Distribution of TaATGs among genome-wide selective signals during domestication and breeding processes of wheat. (A,B,E,F,I,J) The fst and ln π ratios between wild emmer and a landrace were used to evaluate the domestication of wheat. (C,D,G,H,K,L) The fst and ln π ratio between a landrace and a variety were used to evaluate wheat’s improvement. Resequencing reads were mapped to the A,B and D subgenomes of wheat according to chromosome origin. All 77 TaATGs were highlighted against the position on each of the 21 chromosomes in different colors. The top 10% of the genome-wide value was taken as the threshold for selective sweeps and is shown as horizontal black dashed lines. The TaATGs above the threshold line are labeled.

Figure 6

Haplotype-based phenotyping analysis. (A–C) Distribution of three haplotypes (Hap-CGC, Hap-CGA and Hap-TAA) in different tetraploid wheat populations. Three haplotypes located in the promoter region of Ta2A_ATG8a were found and their distribution in different tetraploid wheat populations was diverse. (D–F) Haplotype-based grain character analysis.

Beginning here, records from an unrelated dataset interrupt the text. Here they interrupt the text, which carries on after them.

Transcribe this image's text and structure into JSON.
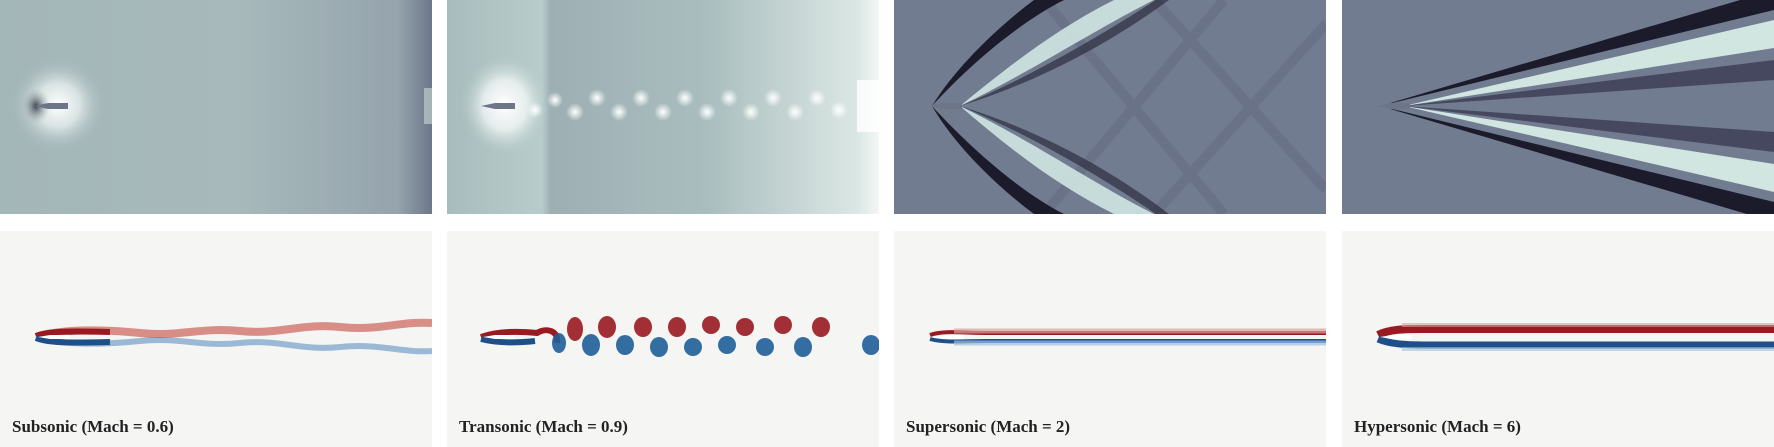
{
  "panels": [
    {
      "id": "subsonic",
      "caption": "Subsonic (Mach = 0.6)",
      "mach": 0.6
    },
    {
      "id": "transonic",
      "caption": "Transonic (Mach = 0.9)",
      "mach": 0.9
    },
    {
      "id": "supersonic",
      "caption": "Supersonic (Mach = 2)",
      "mach": 2
    },
    {
      "id": "hypersonic",
      "caption": "Hypersonic (Mach = 6)",
      "mach": 6
    }
  ],
  "colors": {
    "pressure_subsonic": "#a9bcbd",
    "pressure_supersonic": "#727c90",
    "shock_dark": "#1b1a2a",
    "shock_light": "#cfe6e2",
    "vorticity_bg": "#f5f5f4",
    "vorticity_pos": "#9b1a22",
    "vorticity_neg": "#1f5f9a"
  }
}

The association between three haplotypes and grain characters was analyzed. Abnormal value of TKW, corresponding to HAP-CGA, was not considered in testing for significant difference test. ** p < 0.01. (G) Changes of cis-acting elements resulted from SPNs in the promoter region of Ta2A_ATG8a and their distribution in different populations.

Figure 7

Influence of TaVAMP727 on ATGs in Arabidopsis. (A,B) The germination rate of TaVAMP727 overexpressed lines under either drought (415 mM D-mannitol) or salt (180 mM NaCl) stress. Error bars represent the SD. Columns bars followed by different letters are statistically different according to the analysis of variance followed by Duncan’s Multiple Range Test (control, p = 0.84; 180 mM NaCl, p = 0.0018; n = 3). (C) The expression levels of overexpressed TaVAMP727 and 15 Arabidopsis ATGs were analyzed via reverse transcription-quantitative real-time PCR (RT-qPCR) in both wild-type and TaVAMP727 transgenic line #19 under salt and drought stress. The ubiquitin 5 (UBQ5) (At3G62250) was used as housekeeping genes. Error bars represent the SD. * p < 0.05; ** p < 0.01; n = 3.

Figure 8

Overexpression of TaVAMP727 in wheat. (A,B) The expression level of TaVAMP727 in overexpressed line and Fielder (WT) under cold (4 °C) for 12 h, air-dry for 6 h and salt (150 mM NaCl solution) for 24 h. Error bars represent the SD. Columns bars followed by different letters are statistically different according to the analysis of variance followed by Duncan’s Multiple Range Test (A, p = 0.1947; B, p = 0.0005; n = 3). (C) Survival rate determination of trileaf stage Fielder and TaVAMP727 transgenic wheat seedlings under drought stress. (D) The heating date comparison of Fielder and TaVAMP727 transgenic lines. (E) The relative expression levels of 23 TaATGs in TaVAMP727 overexpressed line under diverse abiotic stresses. The glyceraldehyde-3-phosphate dehydrogenase (GA3PD) was used as housekeeping genes.